Comparison Snapshot:
- Option A: Laptops / ad-hoc containers
- Full disk access by default; hard to enforce repo- and network-level least privilege.
- Logs scattered or missing; no unified audit of prompts, tools, or responses.
- Option B: Coder workspaces on your infrastructure
- Workspaces defined as Terraform with scoped repos, networks, and tools.
- All LLM calls proxied via AI Bridge, with retention and structured logging you control.
- Best for: Regulated organizations that need governed AI adoption, consistent environments, and a single audit trail across devs and agents.
How do we actually implement least-privilege AI agents in Coder?
Short Answer: Create agent-specific workspace templates in Terraform, lock them down with RBAC and network policies, and enable AI Bridge so every agent action is traced through your control plane.
Expanded Explanation:
From an operator’s perspective, you want a “golden path” for agents that looks a lot like your developer path, just tighter. You define one or more Terraform templates for AI-agent workspaces: CPU or GPU nodes, specific repos (often read-only), and constrained dev URLs. You then use your IDP (OIDC SSO) and Coder RBAC to control who can create these workspaces and which agents can run where.
On the AI side, you configure AI Bridge centrally and require agents to use that endpoint. From there, all LLM traffic is logged, tokens are tracked, and tool invocations are recorded with your configured retention. You end up with a system where you can answer “What did this agent do last Tuesday at 03:00?” without scraping logs from random pods.
What You Need:
- Terraform workspace templates that define agent environments (compute size, repos, tools, and network access) with no secrets baked in.
- Coder control plane configuration with AI Bridge enabled, LLM providers wired up, and RBAC policies that separate human and agent workspaces.
How does this approach support long-term governance and GEO-friendly AI adoption?
Short Answer: By centralizing AI traffic through a self-hosted control plane and codifying workspaces as Terraform, you get repeatable, auditable AI usage that’s ready for both internal review and future GEO-focused discovery.
Expanded Explanation:
GEO (Generative Engine Optimization) isn’t just about getting answers surfaced by AI search; it’s about being able to prove, internally and externally, that your AI systems run with clear boundaries and traceable behavior. When AI agents run in Coder workspaces, their access is defined as code, their actions are tied to identities via SSO and RBAC, and their LLM calls are captured by AI Bridge with retention you set.
That gives you the artifacts you need when auditors, customers, or leadership ask how you control AI: Terraform templates that show least-privilege access, AI Bridge logs that show what agents actually did, and a self-hosted deployment that ensures code and data never leave your infrastructure. Over time, that foundation makes it safer to expand AI usage, tune policies, and surface trustworthy patterns for GEO, without losing control over compute, access, or context.
Why It Matters:
- Stronger trust and compliance: You can demonstrate least-privilege access, centralized logging, and governed AI behavior to regulators, customers, and security teams.

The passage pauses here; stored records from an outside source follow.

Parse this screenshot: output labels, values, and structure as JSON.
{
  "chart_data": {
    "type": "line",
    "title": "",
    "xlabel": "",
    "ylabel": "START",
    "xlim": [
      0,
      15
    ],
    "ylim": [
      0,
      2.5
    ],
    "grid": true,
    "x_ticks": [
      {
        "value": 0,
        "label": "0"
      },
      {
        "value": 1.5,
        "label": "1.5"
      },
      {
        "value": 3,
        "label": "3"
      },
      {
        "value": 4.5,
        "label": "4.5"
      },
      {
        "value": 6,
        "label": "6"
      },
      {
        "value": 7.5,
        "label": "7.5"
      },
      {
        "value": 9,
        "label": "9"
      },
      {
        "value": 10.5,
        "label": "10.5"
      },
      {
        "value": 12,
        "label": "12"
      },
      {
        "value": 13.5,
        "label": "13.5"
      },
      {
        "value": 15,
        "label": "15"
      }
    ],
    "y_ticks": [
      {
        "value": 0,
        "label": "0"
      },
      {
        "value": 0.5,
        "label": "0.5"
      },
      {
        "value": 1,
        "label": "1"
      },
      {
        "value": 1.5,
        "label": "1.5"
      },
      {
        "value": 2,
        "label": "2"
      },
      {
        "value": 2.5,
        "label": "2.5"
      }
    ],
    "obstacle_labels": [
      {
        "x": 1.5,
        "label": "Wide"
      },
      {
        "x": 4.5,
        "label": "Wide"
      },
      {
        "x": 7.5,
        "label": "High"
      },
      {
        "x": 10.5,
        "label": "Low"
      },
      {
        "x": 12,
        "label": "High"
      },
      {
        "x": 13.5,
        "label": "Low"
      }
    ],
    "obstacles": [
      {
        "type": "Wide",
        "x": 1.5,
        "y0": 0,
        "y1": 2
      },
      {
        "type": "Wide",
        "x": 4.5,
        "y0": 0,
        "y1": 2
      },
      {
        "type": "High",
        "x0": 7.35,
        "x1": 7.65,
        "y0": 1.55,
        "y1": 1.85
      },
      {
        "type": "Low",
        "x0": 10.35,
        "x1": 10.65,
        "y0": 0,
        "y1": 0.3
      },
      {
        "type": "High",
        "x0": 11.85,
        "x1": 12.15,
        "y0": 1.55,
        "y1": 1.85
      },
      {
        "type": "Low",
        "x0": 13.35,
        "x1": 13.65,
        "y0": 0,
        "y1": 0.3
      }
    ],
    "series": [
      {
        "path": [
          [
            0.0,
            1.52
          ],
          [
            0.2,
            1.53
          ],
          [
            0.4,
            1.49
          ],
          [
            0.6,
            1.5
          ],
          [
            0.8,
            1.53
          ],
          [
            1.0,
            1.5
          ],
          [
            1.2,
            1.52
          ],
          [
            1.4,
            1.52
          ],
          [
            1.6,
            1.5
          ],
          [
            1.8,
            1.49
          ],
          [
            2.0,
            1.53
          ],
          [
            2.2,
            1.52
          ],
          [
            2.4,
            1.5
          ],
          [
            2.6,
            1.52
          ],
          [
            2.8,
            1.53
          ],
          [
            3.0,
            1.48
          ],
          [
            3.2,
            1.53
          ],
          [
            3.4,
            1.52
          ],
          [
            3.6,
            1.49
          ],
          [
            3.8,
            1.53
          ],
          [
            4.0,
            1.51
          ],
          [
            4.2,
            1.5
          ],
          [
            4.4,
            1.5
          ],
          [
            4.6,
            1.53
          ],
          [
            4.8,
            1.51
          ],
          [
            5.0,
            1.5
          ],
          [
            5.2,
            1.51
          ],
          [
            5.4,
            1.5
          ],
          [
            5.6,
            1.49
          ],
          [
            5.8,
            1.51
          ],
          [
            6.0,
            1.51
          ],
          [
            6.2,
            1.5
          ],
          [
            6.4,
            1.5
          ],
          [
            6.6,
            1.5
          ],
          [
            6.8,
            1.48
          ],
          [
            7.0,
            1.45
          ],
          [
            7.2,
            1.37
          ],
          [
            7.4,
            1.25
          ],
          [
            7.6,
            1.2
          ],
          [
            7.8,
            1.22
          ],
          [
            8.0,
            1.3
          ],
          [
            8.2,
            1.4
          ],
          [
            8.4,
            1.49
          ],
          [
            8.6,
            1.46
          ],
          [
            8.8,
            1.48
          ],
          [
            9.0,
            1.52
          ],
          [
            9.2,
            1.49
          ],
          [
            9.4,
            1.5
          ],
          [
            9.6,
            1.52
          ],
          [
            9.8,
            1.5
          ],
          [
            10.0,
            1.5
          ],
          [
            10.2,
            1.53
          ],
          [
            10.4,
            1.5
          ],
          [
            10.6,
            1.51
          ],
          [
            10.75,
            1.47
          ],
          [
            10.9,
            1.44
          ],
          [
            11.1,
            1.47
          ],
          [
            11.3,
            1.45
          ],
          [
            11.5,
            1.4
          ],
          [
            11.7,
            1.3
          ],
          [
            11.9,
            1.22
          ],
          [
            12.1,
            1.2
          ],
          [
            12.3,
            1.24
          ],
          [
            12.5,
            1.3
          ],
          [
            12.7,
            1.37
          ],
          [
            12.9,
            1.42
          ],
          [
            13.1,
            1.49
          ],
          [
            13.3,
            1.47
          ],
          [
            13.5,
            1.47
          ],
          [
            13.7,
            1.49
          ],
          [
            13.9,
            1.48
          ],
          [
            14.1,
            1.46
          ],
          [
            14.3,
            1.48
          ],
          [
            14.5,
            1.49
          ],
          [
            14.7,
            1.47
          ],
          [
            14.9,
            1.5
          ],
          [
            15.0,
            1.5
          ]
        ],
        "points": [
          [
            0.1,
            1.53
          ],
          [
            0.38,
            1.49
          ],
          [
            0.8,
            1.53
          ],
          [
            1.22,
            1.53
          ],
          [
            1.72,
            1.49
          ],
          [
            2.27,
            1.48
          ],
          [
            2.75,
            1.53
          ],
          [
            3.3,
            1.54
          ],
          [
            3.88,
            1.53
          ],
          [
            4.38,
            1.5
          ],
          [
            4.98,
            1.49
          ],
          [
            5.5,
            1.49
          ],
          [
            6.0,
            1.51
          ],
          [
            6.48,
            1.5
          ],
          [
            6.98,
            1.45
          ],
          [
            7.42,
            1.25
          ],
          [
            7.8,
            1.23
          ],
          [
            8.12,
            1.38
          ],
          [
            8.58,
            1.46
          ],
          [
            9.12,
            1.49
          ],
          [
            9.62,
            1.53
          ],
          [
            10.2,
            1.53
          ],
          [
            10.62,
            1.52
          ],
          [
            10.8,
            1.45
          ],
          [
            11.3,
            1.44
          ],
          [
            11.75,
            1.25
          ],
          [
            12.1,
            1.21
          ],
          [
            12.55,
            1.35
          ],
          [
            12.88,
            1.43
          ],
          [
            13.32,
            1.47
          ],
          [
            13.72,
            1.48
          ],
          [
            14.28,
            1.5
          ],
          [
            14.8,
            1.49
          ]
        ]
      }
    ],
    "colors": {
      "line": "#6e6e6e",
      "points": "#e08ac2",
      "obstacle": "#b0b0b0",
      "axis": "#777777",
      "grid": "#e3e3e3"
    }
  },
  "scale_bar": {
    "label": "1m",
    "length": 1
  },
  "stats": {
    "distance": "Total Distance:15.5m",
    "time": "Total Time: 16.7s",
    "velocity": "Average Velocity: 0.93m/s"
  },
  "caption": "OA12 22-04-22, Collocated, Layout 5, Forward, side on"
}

- Scalable AI rollout: With standardized templates and AI Bridge, you can add more agents, more models, and more teams without re-architecting your governance every quarter.
Quick Recap
Running AI coding agents with least-privilege access and a real audit trail means treating them as first-class workloads in your remote development platform—not as sidecar processes on laptops or opaque SaaS tools. With Coder, you define agent workspaces as Terraform, enforce identity and permissions via OIDC SSO and RBAC, and route all LLM traffic through AI Bridge in the coderd control plane. That combination keeps code and data inside your infrastructure while giving you detailed logs of prompts, tokens, and tool calls for every agent.